Building the Unbuildable
Designed by world-renowned architect Zaha Hadid, known for the “unbuildable” building, Michigan State University’s new Eli and Edythe Broad Art Museum pushed architectural boundaries and challenged conventional construction. Constructed of sloped steel and concrete with a pleated metal and glass exterior, carefully piecing together dynamic dimensions and non-traditional materials challenged the team from the very beginning. A typical building techniques were a part of everyday construction.
Iconic and innovative, crafting this complex architecture to life while maintaining design intent came with numerous challenges. In fact, it was noted in The State News, Michigan State University’s newspaper, that contractors were afraid to bid on such a daring structure.
Responding to Design
Given the unique design, Barton Malow carried out an exceptional preconstruction effort to source materials and ensure constructability. Throughout development of the design and modeling process, Barton Malow performed successful BIM integration processes, where we extracted from the collaborative design model information for interactive estimating, value engineering, schedule productivity, and design assist interface.
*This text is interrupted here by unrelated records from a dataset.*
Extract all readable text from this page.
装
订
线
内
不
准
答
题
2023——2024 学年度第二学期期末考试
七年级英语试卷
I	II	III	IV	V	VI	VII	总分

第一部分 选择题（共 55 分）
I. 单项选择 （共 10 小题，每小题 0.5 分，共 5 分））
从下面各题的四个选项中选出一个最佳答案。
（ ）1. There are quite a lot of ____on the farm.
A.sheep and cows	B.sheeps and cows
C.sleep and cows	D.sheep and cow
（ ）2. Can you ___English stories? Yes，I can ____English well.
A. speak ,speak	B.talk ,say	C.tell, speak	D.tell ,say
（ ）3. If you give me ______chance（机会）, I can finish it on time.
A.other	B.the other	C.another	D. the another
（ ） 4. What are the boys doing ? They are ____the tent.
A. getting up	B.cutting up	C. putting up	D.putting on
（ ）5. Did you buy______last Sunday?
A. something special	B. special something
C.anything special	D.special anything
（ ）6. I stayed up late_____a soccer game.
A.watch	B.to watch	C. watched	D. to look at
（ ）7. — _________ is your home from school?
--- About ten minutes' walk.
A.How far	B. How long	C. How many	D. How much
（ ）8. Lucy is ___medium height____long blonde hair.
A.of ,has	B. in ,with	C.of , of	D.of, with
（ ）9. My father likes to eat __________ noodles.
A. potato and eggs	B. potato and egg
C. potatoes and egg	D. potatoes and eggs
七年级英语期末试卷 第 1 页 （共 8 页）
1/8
The most significant challenges faced had to do with the preciseness and placement of 1,000 lb., 15’ geometric custom-cut glass panels only allowing a margin of error of as little as 2 millimeters; controlling the consistency, finish, and pressure levels during the pouring of 40’ sloping concrete walls; the expansion and contraction of custom-designed materials; and, the development of an alternative structural system.
The project utilized BIM in a significant way, as the model provided by the architect was in fact a part of the construction documents. Paper drawings were for reference only and most, on purpose, did not contain dimensional information. Subcontractors derived all dimensional information directly from the model. From that standpoint, all trades needed BIM modelers to assemble the building. Even trades that didn’t normally model had to produce and read the models, including the drywall subs.
With extreme expectations of quality, the highest levels of communication and craftsmanship were required to overcome these challenges. The successful outcome was truly a team effort.